Irã rejeita diálogo enquanto mísseis são interceptados no Golfo

Teerã nega negociações com os EUA enquanto Israel afirma que o regime está enfraquecido. Ataques com mísseis e drones continuam na região.

Segunda, 16 de Março de 2026 às 10:27, por: CdB

Teerã promete continuar a autodefesa. Israel garante que o regime de Teerã já está enfraquecido.

Por Redação, com RTP – de Teerã

Não há negociações à vista entre os Estados Unidos (EUA) e o Irã. O ministro dos Negócios Estrangeiros iraniano, Abbas Araghchi, disse que não há motivos para conversações e nega que seu país tenha pedido um cessar-fogo.

Irã rejeita diálogo enquanto mísseis são interceptados no Golfo | Chanceler iraniano diz que não há motivo para conversações
Chanceler iraniano diz que não há motivo para conversações

Teerã promete continuar a autodefesa. Israel garante que o regime de Teerã já está enfraquecido, mas o porta-voz do Exército avisa que os ataques vão continuar. Arábia Saudita e Emirados árabes dizem ter interceptado dezenas de drones e mísseis.

Abu Dhabi

Um cidadão palestino morreu hoje em Abu Dhabi, capital dos Emirados Árabes Unidos, após a queda de míssil sobre um veículo

A morte ocorre no momento em que Teerã mantém os ataques no Golfo em retaliação à agressão americano-israelense ao Irã.

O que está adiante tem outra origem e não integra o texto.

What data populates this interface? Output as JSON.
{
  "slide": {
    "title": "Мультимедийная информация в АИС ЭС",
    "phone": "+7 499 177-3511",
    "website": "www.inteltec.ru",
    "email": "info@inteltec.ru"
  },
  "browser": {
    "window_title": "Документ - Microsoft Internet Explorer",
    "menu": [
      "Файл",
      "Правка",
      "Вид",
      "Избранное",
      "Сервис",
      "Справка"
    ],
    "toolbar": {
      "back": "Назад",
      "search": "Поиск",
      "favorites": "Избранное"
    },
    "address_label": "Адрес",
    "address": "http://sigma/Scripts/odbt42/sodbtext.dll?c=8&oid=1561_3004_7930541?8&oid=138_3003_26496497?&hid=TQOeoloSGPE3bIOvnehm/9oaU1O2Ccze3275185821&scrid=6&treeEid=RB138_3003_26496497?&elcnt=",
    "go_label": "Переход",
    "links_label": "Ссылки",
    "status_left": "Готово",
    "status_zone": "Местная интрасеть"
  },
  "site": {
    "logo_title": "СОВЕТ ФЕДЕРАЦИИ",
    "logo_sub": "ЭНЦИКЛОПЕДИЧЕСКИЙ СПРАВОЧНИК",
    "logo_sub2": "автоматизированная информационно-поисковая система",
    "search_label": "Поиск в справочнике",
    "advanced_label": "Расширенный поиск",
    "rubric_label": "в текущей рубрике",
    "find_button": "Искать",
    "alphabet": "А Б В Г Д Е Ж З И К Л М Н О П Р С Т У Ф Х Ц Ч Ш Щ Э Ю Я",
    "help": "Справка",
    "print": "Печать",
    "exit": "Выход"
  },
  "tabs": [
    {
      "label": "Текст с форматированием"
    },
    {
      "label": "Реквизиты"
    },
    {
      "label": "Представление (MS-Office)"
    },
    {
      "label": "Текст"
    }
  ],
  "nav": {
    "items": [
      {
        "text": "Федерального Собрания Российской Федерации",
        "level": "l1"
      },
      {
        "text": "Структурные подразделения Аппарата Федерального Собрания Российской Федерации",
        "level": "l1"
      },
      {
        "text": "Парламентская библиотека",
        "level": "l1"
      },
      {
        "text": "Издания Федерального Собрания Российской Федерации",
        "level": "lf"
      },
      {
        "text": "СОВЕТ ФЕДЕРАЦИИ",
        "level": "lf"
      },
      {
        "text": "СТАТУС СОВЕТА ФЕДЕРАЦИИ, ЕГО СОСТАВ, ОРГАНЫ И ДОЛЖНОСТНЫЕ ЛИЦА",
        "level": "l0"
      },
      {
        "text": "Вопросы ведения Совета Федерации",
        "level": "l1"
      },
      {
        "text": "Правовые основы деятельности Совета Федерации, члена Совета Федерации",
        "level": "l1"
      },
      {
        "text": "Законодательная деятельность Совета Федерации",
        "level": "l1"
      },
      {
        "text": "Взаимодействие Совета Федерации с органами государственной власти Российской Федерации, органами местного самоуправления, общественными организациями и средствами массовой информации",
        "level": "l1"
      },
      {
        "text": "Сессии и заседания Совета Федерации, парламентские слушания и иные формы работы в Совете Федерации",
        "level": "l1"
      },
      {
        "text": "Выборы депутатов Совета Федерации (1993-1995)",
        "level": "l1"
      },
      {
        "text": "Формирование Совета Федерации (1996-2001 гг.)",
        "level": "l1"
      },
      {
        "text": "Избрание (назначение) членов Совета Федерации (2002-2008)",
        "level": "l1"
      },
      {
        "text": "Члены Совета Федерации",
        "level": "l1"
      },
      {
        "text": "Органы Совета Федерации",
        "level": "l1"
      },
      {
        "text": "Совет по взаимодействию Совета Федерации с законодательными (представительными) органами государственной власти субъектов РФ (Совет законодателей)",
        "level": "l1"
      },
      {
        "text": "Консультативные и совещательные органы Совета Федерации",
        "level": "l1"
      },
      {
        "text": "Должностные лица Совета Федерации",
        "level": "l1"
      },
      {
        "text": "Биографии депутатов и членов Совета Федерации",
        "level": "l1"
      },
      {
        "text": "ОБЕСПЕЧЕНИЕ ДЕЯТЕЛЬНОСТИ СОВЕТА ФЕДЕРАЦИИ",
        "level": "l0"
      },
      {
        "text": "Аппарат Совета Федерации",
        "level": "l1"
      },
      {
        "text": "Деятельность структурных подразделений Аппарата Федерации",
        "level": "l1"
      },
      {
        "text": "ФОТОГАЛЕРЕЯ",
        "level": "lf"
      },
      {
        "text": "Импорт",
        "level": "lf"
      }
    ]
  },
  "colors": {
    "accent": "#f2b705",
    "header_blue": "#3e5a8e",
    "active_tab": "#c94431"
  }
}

Em resposta à ofensiva iniciada em 28 de fevereiro, o Irã lançou ataques com mísseis e drones contra Israel e países vizinhos, visando em particular bases militares e outros interesses norte-americanos mas também infraestruturas económicas, sobretudo energéticas.

Irã desmente Trump

No domingo, o Ministério dos Negócios Estrangeiros do Irã desmentiu  presidente dos EUA, Donald Trump, que disse que “o Irã quer chegar a acordo”. O secretário norte-americano de Energia disse que espera que a guerra termine nas “próximas semanas”. O governo israelense também anunciou que prevê que o conflito dure mais três a seis semanas.

Israel garantiu também que, ao contrário do que foi noticiado, não vai haver negociações com o Líbano para acabar com o conflito. O chanceler israelense considera que se o presidente e o Exército libanês querem paz, devem impedir o Hezbollah de atacar Israel a partir do país.